Аккуратно отмерив в ванну зерно и кухонные отходы и смешав их тщательно, как еду для ребенка, Сильвия покормила коз. Она говорила с ними, справедливо распределяя укоры и похвалы и проявляя пристрастие только к двум своим любимцам: черному козленку и самой старшей, Ла Грани, настоящей старушке, худой, с выступающими позвоночником и берцовыми костями, за что Сильвия прозвала ее «велосипедом». Со скрещенными руками Сильвия оперлась о косяк ванной комнаты и наблюдала, как козы жуют, скашивая челюсти, как то одна, то другая поднимает взгляд на нее, а потом вновь сосредоточивает внимание на своем завтраке.
В квартиру начали проникать рассветные лучи. Пробудились цветы на обоях и на линолеуме — эти запущенные грядки год от года зарастали грязью, несмотря на все усилия Брауни, который по ночам подметал пол и стирал тряпкой пыль. Сильвия широко зевнула. Почему животные так рано встают?
— Ну ладно, за дело, — сказала она. — Пора браться за этих чучел.

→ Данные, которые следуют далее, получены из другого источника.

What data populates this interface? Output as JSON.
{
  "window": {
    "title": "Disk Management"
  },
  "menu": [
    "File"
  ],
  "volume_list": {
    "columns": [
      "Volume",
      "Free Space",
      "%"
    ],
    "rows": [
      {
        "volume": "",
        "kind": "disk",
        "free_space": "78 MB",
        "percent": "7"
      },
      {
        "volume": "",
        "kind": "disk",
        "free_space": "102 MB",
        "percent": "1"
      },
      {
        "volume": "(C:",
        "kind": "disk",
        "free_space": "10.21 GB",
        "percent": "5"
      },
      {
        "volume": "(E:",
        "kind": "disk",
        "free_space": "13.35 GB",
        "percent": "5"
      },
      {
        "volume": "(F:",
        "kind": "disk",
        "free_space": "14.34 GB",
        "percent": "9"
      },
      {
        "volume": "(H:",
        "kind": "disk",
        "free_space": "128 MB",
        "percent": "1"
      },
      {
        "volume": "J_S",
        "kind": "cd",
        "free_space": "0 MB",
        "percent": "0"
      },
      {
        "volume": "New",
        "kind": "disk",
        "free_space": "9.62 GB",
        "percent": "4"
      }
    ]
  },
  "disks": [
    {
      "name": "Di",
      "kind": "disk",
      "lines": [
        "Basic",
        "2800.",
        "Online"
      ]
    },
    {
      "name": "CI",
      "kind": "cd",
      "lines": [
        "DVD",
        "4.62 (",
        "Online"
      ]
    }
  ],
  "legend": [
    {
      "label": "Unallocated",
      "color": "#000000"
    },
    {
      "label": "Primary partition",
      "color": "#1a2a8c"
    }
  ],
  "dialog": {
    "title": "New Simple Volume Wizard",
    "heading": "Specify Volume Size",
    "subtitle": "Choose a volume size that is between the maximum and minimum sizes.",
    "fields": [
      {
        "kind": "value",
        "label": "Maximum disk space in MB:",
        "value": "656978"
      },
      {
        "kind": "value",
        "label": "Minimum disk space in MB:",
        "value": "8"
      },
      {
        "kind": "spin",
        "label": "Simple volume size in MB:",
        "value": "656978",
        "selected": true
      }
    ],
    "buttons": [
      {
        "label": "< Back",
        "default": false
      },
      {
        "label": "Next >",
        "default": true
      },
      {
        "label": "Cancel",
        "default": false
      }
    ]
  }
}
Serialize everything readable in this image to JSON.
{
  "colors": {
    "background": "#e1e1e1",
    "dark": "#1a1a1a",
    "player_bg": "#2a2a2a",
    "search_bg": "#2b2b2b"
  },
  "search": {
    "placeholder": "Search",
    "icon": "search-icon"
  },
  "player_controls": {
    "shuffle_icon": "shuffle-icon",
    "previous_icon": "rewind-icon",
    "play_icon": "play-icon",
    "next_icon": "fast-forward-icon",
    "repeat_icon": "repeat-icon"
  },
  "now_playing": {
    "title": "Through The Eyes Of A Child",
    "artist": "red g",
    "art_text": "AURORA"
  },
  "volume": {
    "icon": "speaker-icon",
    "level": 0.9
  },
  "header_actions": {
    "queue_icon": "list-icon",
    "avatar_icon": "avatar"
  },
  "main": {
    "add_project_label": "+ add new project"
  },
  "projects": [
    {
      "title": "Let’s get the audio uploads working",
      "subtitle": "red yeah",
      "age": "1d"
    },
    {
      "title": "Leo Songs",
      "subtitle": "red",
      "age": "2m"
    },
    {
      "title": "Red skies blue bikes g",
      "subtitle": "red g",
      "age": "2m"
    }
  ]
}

Готовясь к дойке, Сильвия думала: смотри-ка, что со мной делает любовь. На мгновение она замерла: в ее сердце и поясницу внезапно хлынуло тепло, потому что раньше она не называла этим словом свои чувства к Оберону. Любовь — повторила она про себя; да, чувство существовало, слово было подобно глотку рома. К Джорджу Маусу, своему другу на всю жизнь, давшему ей кров, когда она не знала, где приклонить голову, Сильвия испытывала глубокую благодарность и множество других чувств, в основном добрых, но в них не было этого жара, этого пламени с драгоценностью в середине. Драгоценность была словом: любовь. Сильвия засмеялась. Любовь[201]
. Здорово быть влюбленной. Любовь нарядила ее в куртку и бурые перчатки, любовь послала ее к козам согревать под мышками свои ладони, прежде чем коснуться козьего вымени.— Ладно, спокойно, — мягко проговорила Сильвия, обращаясь к козам и к любви, принявшей облик работы. — Спокойно. Мы начинаем.
Она погладила вымя Пунчиты:
— Привет, грудастая.
Сильвия трудилась, воображая себе Оберона, спящего в своей кровати, и Джорджа, тоже спящего. Она одна бодрствовала, неведомо для всех. Найденная под кустом: найденыш. Избавленная от Города, взятая под этот кров и приставленная к работе. В сказках найденыш всегда оказывается важной особой, брошенной по случайности, например, потому, что его приняли за мертвого. Неизвестная принцесса. Принцесса — Джордж всегда ее так называл. Привет, принцесса. Потерявшаяся принцесса, которая не помнит, что она принцесса; козья пастушка, но если снять с нее грязные лохмотья, под ними обнаружится знак, драгоценность, родимое пятно, серебряное колечко. Все поражены, все сияют. Быстрый молочный ручей ударился в дно ведра и зашипел, сбиваясь в пену, — слева, справа, слева, справа, — отчего на душе сделалось спокойней и веселей. А после всех трудов отправиться в свое королевство; быть благодарной за скромный приют и настолько смиренной, чтобы обрести под этой крышей истинную любовь; все вы теперь свободны, ребята, и вот вам куча золотых. И рука принцессы. Сильвия склонила голову на теплый шерстяной бок Пунчиты, и мысли ее превратились в молоко, в мокрые листья, в звериных детенышей, в раковины улиток и копытца фавнов.
— Та еще принцесса, — произнесла Пунчита. — Давай жми, не отлынивай.
— Что-о такое? — воскликнула Сильвия, поднимая глаза, но Пунчита только обратила к ней свою длинную морду, все так же пережевывая бесконечную жвачку.